A Alemanha terminou a Copa do Mundo em terceiro lugar, mas a nação anfitriã da competição conquistou os corações de muitos estrangeiros que descobriram um novo lado do país – espontâneo, alegre e orgulhoso.
O primeiro-ministro britânico, Tony Blair, disse que o torneio "superou todas as expectativas" e ajudou a corrigir os estereótipos que alguns têm sobre a Alemanha e os alemães.
"Os velhos clichês do passado foram substituídos por uma imagem nova e positiva da Alemanha", escreveu Blair em uma coluna especial no diário alemão Bild am Sonntag. O vencedor do prêmio Nobel de literatura e romancista Günter Grass disse ao jornal Sueddeutsche Zeitung que o ressurgimento do orgulho alemão, motivado pelas atuações convincentes da seleção, foi autêntico e sincero.
"Velhinhas gorduchas descobriram um novo estilo de maquiagem: pintar as bochechas com as cores da bandeira", disse Grass. "A bandeira se tornou uma peça de vestuário. A maneira espontânea como isso aconteceu foi cativante, inclusive para muitos estrangeiros que a experimentaram em primeira mão".
Tanto orgulho em exibir a bandeira alemã ou em cantar o hino nacional é um fenômeno recente para um país onde as crianças do pós-guerra não foram poupadas dos detalhes sombrios de sua história e dos perigos do nacionalismo.

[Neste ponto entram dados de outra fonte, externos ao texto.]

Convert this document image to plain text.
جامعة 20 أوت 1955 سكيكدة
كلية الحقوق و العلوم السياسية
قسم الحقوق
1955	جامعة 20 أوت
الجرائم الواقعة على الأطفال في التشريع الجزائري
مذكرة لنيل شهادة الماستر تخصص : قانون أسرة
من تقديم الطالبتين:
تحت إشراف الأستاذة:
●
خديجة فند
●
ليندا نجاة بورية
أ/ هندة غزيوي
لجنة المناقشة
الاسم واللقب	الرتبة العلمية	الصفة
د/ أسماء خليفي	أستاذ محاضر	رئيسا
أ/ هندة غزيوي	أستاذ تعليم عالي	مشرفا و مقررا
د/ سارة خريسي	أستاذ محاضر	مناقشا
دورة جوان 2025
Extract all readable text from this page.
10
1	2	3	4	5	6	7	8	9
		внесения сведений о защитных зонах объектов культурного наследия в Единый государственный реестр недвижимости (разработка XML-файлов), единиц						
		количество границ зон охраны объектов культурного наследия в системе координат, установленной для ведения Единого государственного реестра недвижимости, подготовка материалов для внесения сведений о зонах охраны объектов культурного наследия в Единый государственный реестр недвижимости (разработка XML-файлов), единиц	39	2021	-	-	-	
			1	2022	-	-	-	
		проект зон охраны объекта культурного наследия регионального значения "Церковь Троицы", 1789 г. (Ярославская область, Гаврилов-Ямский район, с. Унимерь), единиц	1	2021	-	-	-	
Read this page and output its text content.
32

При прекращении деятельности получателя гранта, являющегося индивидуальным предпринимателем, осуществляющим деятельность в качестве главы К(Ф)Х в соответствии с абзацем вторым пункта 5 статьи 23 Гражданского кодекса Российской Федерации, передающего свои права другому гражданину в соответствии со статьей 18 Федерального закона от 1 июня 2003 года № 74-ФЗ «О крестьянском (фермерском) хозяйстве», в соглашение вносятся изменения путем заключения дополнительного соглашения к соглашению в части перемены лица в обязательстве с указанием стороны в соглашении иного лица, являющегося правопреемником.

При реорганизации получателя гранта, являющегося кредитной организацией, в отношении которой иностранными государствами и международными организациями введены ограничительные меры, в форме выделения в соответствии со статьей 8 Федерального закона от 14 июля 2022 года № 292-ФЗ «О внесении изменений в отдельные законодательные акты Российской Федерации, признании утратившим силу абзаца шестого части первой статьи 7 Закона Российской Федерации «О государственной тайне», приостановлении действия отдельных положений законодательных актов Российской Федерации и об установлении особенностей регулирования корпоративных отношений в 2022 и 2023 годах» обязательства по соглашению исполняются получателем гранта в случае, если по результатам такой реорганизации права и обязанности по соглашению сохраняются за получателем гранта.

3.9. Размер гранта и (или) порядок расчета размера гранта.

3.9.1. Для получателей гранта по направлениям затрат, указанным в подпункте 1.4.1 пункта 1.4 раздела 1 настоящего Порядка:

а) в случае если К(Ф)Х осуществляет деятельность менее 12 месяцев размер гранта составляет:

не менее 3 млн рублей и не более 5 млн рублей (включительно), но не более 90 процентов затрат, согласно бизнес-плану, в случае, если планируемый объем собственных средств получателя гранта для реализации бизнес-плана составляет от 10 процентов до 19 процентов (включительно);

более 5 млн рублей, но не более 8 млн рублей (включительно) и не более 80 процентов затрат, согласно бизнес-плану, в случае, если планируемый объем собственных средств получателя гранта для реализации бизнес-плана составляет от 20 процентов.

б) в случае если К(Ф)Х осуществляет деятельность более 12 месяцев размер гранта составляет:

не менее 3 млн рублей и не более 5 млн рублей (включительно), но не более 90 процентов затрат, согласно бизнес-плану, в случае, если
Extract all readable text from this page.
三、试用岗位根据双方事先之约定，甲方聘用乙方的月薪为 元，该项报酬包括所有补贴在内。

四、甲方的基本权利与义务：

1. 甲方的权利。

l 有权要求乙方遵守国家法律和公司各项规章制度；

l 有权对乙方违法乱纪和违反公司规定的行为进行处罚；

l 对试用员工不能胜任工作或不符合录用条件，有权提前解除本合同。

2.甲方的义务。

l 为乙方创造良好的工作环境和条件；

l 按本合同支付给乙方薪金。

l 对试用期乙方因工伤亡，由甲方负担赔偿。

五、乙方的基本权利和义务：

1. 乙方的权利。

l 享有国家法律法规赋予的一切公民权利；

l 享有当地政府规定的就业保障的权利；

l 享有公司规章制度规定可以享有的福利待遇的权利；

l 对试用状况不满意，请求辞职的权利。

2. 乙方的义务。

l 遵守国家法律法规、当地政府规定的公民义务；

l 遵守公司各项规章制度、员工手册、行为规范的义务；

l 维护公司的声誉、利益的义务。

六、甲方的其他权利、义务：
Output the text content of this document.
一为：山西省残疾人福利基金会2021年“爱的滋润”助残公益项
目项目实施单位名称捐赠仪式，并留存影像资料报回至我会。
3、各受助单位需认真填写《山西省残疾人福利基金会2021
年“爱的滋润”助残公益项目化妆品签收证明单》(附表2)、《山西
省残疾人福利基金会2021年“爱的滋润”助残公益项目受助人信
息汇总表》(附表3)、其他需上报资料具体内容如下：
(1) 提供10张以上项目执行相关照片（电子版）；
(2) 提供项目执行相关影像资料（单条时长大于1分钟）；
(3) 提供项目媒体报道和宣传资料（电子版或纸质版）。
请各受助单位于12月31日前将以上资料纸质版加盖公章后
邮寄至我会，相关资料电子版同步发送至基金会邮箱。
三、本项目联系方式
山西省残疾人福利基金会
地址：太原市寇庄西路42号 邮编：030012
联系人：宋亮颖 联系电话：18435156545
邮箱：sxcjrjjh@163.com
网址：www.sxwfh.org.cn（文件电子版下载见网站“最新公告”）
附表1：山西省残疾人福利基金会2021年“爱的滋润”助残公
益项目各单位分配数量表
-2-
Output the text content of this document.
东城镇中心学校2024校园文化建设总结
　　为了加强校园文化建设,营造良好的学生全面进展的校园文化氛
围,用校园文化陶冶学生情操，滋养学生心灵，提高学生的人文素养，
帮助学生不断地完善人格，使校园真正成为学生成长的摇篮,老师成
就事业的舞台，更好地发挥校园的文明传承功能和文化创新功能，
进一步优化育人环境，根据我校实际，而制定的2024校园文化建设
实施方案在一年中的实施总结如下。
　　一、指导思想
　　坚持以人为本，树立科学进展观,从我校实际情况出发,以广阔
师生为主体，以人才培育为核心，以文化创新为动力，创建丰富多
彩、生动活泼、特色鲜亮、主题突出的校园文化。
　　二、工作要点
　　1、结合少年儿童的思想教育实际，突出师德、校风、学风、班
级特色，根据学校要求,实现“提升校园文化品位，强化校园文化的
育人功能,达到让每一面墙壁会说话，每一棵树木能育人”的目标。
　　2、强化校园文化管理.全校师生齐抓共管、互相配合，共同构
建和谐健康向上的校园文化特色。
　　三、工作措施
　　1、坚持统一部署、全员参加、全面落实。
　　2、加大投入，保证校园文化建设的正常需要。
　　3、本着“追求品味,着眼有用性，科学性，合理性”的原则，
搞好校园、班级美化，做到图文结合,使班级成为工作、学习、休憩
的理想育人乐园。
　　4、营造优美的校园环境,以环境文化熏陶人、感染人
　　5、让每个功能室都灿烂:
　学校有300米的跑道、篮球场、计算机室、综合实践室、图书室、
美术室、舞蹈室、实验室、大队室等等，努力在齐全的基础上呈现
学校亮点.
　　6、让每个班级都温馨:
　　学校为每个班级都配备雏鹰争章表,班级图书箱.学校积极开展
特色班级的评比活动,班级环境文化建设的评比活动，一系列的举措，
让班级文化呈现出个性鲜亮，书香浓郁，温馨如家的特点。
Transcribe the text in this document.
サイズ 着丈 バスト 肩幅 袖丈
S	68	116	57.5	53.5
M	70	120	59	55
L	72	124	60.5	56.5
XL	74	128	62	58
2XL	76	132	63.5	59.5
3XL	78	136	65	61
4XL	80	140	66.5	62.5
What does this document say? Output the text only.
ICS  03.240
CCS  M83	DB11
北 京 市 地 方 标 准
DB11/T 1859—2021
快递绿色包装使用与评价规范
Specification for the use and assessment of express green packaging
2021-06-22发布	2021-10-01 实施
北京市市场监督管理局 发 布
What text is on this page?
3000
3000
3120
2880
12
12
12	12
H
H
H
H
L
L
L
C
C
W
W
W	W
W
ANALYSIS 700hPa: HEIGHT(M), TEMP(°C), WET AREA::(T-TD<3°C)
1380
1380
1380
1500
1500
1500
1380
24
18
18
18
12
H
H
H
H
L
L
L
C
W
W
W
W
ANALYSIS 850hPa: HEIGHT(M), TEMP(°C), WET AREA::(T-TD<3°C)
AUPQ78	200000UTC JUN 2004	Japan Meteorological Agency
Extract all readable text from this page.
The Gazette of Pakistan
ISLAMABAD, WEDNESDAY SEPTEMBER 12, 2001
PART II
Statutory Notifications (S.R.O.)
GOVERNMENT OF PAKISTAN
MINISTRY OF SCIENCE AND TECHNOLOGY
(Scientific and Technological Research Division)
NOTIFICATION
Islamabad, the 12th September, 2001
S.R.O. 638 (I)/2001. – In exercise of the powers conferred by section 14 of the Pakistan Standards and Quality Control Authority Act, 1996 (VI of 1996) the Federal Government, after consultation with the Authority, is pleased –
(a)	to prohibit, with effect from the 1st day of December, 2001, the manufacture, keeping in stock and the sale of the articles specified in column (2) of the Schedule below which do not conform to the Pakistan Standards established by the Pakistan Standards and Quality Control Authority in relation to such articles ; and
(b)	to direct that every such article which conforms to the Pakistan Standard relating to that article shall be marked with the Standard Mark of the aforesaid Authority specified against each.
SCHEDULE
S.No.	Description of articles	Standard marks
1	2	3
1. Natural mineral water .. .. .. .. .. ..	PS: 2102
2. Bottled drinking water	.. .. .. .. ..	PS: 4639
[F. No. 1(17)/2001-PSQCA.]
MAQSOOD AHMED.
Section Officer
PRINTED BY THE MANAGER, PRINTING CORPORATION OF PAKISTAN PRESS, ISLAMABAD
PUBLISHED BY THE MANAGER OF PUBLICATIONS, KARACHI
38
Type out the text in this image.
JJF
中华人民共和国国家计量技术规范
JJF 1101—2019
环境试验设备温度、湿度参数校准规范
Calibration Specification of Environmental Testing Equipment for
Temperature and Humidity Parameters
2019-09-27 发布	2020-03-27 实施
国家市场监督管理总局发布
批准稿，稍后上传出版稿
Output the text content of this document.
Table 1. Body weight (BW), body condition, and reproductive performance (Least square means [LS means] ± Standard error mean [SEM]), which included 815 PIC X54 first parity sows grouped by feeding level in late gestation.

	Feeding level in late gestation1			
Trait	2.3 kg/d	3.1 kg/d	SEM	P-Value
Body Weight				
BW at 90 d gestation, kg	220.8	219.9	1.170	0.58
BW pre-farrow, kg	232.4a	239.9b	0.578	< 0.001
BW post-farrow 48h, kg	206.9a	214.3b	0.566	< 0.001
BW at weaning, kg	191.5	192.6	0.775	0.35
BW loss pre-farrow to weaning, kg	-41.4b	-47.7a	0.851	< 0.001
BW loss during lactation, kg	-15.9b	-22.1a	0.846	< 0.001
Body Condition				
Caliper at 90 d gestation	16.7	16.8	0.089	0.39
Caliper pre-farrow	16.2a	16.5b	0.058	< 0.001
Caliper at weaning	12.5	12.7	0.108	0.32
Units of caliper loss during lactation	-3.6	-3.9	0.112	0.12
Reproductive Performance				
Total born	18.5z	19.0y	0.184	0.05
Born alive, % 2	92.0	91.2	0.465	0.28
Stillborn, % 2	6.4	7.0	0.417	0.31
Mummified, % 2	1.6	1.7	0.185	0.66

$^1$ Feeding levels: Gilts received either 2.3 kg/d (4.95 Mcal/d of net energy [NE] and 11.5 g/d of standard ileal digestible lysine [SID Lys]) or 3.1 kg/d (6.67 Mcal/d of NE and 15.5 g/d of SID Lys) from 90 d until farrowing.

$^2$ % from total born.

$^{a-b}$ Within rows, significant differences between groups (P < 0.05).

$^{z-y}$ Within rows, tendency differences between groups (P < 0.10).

"O espírito despreocupado e o clima de festa surpreenderam as pessoas no exterior. As pessoas não viam a Alemanha assim há décadas", disse o vice-presidente do Comitê Olímpico Internacional Thomas Bach ao jornal Der Tagesspiegel. A mudança de postura não passou despercebida em Israel, onde cerca de 280 mil sobreviventes do Holocausto vivem atualmente.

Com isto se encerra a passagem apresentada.